Sur la thématique « égalité professionnelle entre les femmes et les hommes », la logique du plan reste conservée avec des données chiffrées dans un premier temps puis des stratégies d’action dans un second temps. Pas de changement concernant les données à fournir en matière de stratégies d’action. Par contre, une liste très précise des indicateurs à intégrer au titre de la situation comparée est à fournir par les entreprises d’au moins 300 salariés : pas moins de 63 indicateurs !
Sur la thématique « flux financiers », un seul indicateur est modifié : les « résultats d’activité en valeur et en volume » sont remplacés par les « résultats globaux de la production en valeur et en volume ».

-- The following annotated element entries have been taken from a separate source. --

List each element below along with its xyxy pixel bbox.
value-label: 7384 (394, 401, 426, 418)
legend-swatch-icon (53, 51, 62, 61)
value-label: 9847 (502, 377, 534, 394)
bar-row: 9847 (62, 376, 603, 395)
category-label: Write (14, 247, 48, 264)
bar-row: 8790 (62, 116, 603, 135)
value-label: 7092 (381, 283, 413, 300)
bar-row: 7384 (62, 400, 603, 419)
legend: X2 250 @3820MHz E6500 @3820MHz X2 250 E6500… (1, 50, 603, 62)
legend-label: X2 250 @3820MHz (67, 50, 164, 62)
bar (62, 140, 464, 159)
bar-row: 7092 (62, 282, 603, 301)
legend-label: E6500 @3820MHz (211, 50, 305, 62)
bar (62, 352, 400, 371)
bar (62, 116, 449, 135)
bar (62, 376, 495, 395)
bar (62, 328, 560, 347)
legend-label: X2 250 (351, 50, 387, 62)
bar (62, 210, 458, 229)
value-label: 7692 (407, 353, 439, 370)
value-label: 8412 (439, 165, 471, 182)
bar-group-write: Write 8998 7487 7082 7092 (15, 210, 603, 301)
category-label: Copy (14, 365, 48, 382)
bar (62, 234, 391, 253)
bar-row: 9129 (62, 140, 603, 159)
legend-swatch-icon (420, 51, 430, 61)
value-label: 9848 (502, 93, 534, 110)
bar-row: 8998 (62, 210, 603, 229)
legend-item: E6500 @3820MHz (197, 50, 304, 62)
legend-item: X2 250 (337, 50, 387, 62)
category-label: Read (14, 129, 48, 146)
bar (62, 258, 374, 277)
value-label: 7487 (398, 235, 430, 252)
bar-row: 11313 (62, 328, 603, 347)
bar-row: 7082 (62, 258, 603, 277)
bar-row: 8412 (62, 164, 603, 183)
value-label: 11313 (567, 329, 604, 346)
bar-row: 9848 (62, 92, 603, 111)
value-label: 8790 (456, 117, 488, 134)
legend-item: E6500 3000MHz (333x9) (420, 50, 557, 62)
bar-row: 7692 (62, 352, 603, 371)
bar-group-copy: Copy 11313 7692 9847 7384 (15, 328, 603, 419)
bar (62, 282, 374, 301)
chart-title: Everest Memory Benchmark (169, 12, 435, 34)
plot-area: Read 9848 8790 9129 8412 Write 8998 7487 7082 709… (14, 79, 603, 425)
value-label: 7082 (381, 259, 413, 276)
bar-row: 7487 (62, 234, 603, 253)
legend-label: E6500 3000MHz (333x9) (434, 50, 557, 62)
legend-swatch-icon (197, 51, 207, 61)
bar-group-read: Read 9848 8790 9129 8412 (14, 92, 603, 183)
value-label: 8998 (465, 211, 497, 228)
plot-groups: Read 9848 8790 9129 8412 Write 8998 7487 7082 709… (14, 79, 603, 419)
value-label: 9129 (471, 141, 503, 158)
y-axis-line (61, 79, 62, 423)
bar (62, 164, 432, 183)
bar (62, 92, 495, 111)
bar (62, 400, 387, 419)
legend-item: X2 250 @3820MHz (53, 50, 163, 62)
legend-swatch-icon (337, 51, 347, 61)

Sur la thématique « représentation du personnel et activités sociales et culturelles », les entreprises de 300 salariés et plus doivent communiquer des indicateurs nombreux et détaillés portant notamment sur :
- les représentants du personnel et les temps consacrés aux mandats ;
- les modalités d’accueil et de suivi des salariés ;
- les contentieux du travail ;
- les différentes dépenses sociales financées par l’entreprise ;
- les coûts des dépenses de retraite et de prévoyance ;
- le financement d’équipements améliorant les conditions de travail des salariés.
Sur la thématique « rémunération des salariés et dirigeants », des donnés supplémentaires sont à fournir sur les frais de personnel, avec des indicateurs statistiques précis sous forme de rapport chiffré ou de pourcentage. Parmi les nouveautés figurent notamment :
- la part du capital détenue par les salariés ;
- les différents avantages sociaux par catégorie ;
- les rémunérations des dirigeants mandataires sociaux.
Enfin, sur les thématiques « fonds propres, endettement et impôts », « rémunération des financeurs », « environnement », « transferts commerciaux et financiers entre les entités du groupe » et « partenariats », le contenu ne connaît pas d’évolution.